4) Várias decisões judiciais ajudam a dirimir possíveis dúvidas a respeito da definição de trabalho em condição análoga à de escravo. Serve de referência a posição unânime da 4ª Turma do Tribunal Superior de Justiça (TST) a respeito do caso de escravidão ocorrido na fazenda do senador João Ribeiro (PR-TO), um dos principais aliados políticos de Kátia Abreu no Tocantins. No acórdão, o ministro Barros Levenhagen reitera o entendimento – emanado em julgamento prévio do Tribunal Regional do Trabalho da 8ª Região (TRT-8) – de que “a caracterização do trabalho em condições degradantes e de jornadas exaustivas” é suficiente para a “configuração de trabalho em condição análoga a de escravo”.

5) A PEC 438/2001 não tem como objetivo rever critérios referentes ao trabalho escravo, como faz querer crer o deputado. No final da resposta à pergunta dos jornalistas, é possível verificar a afirmação de que a PEC “visa deixar as regras claras, dar segurança jurídica“. Não é isso. A proposta visa tão somente alterar o Art. 243 da Constituição Federal, que trata do confisco de propriedades em que forem encontradas lavouras de plantas psicotrópicas ilegais. A emenda propõe apenas que a punição prevista para o flagrante de cultivo de drogas ilícitas também seja estendida para casos de trabalho escravo. 

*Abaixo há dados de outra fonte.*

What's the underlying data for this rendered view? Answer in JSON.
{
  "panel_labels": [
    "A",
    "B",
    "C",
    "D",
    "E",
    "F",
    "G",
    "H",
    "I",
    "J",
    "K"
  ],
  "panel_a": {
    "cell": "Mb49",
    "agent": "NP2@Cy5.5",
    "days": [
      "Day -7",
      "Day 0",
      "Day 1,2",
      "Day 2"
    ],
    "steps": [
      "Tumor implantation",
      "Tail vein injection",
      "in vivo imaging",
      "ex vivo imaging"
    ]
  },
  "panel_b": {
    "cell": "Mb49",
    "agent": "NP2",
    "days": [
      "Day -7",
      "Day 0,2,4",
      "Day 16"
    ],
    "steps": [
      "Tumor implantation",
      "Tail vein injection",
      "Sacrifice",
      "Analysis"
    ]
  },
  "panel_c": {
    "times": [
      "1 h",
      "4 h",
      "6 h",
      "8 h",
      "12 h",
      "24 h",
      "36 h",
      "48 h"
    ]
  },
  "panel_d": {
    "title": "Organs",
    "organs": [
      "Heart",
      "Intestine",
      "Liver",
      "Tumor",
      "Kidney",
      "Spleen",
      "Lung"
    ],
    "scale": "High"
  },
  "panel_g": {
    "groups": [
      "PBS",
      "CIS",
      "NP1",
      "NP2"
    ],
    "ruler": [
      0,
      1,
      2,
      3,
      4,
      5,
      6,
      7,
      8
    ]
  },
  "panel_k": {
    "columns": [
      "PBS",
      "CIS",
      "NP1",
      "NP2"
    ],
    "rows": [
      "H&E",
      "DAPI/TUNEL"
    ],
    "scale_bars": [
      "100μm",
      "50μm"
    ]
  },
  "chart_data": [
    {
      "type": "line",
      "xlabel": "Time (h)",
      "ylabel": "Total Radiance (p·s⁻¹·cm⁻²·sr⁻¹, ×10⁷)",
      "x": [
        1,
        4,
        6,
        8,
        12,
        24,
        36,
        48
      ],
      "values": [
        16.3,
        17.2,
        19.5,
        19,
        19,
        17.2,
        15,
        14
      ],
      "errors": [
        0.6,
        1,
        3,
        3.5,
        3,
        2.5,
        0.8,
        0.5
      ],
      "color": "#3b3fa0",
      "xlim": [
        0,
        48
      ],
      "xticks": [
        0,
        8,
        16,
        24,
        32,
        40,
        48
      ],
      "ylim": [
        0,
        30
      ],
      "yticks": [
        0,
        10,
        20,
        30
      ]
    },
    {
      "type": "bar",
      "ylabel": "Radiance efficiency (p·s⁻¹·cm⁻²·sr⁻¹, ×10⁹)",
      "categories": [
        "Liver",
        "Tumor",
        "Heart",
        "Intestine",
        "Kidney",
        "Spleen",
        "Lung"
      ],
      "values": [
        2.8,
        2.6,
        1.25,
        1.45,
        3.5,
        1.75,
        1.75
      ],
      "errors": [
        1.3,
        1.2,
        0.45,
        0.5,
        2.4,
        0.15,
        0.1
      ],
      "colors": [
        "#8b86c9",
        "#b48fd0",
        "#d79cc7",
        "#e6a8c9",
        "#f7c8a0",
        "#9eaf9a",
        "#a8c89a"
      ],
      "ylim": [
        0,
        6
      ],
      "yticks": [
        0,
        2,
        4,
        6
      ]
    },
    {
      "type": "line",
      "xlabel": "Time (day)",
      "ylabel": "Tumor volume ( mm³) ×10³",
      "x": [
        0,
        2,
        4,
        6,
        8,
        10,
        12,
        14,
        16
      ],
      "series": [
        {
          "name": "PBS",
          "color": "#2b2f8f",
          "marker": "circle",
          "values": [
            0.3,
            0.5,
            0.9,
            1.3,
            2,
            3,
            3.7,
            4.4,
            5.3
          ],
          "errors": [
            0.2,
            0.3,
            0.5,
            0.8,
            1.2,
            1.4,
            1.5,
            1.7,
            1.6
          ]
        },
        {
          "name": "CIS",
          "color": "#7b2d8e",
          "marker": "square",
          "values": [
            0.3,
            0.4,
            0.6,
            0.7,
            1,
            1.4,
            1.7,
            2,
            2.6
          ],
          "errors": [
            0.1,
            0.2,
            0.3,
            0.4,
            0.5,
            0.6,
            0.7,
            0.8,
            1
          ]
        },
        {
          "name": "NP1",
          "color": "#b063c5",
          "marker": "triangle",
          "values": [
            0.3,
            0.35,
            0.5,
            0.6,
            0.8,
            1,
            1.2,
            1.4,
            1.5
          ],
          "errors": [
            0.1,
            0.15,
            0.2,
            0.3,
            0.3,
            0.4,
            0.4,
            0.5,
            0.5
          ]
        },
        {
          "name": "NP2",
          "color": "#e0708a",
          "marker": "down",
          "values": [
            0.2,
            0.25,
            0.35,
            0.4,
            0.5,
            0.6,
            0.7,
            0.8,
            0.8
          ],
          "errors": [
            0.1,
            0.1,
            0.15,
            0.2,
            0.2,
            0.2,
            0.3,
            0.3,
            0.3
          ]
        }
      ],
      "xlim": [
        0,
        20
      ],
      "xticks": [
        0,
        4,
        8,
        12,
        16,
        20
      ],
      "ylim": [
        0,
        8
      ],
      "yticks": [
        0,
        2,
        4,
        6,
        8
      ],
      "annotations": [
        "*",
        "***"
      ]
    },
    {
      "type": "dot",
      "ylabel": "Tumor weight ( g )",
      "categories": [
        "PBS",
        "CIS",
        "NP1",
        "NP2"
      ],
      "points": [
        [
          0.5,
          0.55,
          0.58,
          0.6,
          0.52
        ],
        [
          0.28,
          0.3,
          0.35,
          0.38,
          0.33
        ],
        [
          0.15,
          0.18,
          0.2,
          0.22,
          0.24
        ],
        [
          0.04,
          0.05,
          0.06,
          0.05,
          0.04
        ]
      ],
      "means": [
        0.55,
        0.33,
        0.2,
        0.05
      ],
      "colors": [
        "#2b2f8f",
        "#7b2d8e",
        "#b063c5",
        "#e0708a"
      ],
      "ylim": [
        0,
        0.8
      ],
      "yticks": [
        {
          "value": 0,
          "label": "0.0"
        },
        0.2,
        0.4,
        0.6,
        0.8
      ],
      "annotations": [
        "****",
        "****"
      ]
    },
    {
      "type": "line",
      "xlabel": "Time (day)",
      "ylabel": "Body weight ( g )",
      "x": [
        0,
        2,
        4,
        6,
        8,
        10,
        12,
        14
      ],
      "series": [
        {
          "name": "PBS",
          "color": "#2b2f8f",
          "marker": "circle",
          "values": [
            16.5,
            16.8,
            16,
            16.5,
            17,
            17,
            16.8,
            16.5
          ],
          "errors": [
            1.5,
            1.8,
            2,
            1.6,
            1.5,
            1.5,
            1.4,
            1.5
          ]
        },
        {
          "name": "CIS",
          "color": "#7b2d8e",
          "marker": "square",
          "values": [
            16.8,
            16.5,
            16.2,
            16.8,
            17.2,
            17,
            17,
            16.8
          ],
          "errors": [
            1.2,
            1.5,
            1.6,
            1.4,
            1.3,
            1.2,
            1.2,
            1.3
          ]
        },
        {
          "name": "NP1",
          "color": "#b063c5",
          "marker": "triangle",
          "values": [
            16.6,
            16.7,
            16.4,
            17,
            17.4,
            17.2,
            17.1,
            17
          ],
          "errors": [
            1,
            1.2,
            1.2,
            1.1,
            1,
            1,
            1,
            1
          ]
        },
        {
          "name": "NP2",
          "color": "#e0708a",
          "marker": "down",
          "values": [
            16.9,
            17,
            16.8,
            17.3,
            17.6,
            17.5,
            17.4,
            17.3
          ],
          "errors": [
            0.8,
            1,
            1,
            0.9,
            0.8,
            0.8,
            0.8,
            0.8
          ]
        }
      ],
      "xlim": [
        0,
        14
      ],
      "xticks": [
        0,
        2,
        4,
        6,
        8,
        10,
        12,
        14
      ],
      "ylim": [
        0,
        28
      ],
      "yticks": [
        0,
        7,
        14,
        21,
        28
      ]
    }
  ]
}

Irajá recebeu o apoio direto de 39,3 mil eleitores para representar o povo do Tocantins. E, assim como sua mãe Kátia, está de saída do DEM para o PSD, nova agremiação inaugurada pelo prefeito de São Paulo, Gilberto Kassab, e por outros políticos dissidentes. De acordo com estatísticas compiladas pela Comissão Pastoral da Terra (CPT), mais de 2,4 mil pessoas foram libertadas de fazendas do Tocantins apenas entre 2001 e 2010.